When Ustashi Croatia fell in 1945 as a result of the defeat of Nazi Germany and Ante Pavelic, the leader of the government ran for his life, Archbishop Stepinac, in a futile effort to save the regime, succeeded him as leader of the Ustashi Croatia. Stepinac ordered special ceremonies in all the Catholic churches on Pavelic’s birthday, and he frequently invoked prayers for the Ustashi.
Marshall Tito, who led the Partisan communisist in a civil war against the Croats and the Serb Chetniks, of the Serbian Renewal Movement, eventually defeating both parties and supported efforts by Allied Forces who invaded Italy and drove the Nazis from the Balkans. Tito formed the Federal Socialist Republic of Yugoslavia that he governed until his death in 1980.
Since 1995, Croatia has been working its way toward achieving peace, interrupted at times on its path to Europe, which took a considerable leap when Tudjman died in 1999. Through a series of good fortune and electing less nationalistic governments (although corruption remains an endemic problem for Croatia and throughout the region) that rid itself of the hardline political party Croatian Democratic Union and has worked assiduously during the past six years toward achieving required legal and financial reforms necessary for European Union accession.
EU accession requires the decriminalization of existing sodomy laws and adoption of anti-discrimination laws, including employment anti-discrimination protection. This leverage over the accession process has advanced LGBT organizing throughout hte Balkans to mitigated success.

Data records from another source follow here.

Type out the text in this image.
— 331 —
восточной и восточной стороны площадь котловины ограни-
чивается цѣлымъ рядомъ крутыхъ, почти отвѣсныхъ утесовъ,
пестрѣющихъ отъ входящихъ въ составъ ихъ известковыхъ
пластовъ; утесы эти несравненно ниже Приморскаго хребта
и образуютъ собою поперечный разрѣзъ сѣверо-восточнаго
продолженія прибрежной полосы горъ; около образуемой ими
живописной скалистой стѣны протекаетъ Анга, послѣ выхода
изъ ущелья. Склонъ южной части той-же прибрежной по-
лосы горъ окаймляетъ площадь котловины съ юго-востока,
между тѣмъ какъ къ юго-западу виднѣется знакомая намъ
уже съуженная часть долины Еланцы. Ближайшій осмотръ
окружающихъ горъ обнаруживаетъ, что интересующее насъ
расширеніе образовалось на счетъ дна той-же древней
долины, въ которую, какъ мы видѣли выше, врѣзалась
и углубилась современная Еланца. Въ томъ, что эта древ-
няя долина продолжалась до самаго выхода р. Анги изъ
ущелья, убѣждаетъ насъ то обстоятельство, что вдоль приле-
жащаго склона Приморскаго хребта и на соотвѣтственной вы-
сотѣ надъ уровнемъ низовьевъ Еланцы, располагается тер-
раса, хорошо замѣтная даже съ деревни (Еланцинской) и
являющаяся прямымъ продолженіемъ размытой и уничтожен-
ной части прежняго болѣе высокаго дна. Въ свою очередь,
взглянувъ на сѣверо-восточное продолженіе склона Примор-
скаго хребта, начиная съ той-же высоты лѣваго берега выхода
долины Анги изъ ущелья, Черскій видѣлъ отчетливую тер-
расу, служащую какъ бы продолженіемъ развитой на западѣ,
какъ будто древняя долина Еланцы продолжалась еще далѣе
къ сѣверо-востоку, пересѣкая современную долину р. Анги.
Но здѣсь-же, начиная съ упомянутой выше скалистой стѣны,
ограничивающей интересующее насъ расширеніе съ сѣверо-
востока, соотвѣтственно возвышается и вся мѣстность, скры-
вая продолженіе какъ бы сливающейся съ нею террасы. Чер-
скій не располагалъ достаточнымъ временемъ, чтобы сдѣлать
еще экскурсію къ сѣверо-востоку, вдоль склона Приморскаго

But it has always been two steps forward, one step back for Croatia, whose efforts to arrest war criminals has been resisted by many in the populace, who view some of these generals as “heroes”. In April two former Croatian generals Ante Gotovina and Mladen Markac were sentenced for war crimes committed in 1995. Gotovina had been a fugitive for many years when he was arrested in Spain in 2006, although thousands turned out in Split in protest over his extradition to ICTY.
Thus last Friday, the European Commission President Jose Manuel Barroso announced that “today is a special day for Croatia and for the European Union.” Barroso also said: “At this significant moment, I would like to applaud the Croatian authorities for their hard work over the last years. Even more importantly, I would like to congratulate the people of Croatia. Joining the EU family of nations is first and foremost your success!”
Tanya L. Domi is an Adjunct Assistant Professor of International and Public Affairs at Columbia University, who teaches about human rights in Eurasia and is a Harriman Institute affiliated faculty member. Prior to teaching at Columbia, Domi worked internationally for more than a decade on issues related to democratic transitional development, including political and media development, human rights, gender issues, sex trafficking, and media freedom.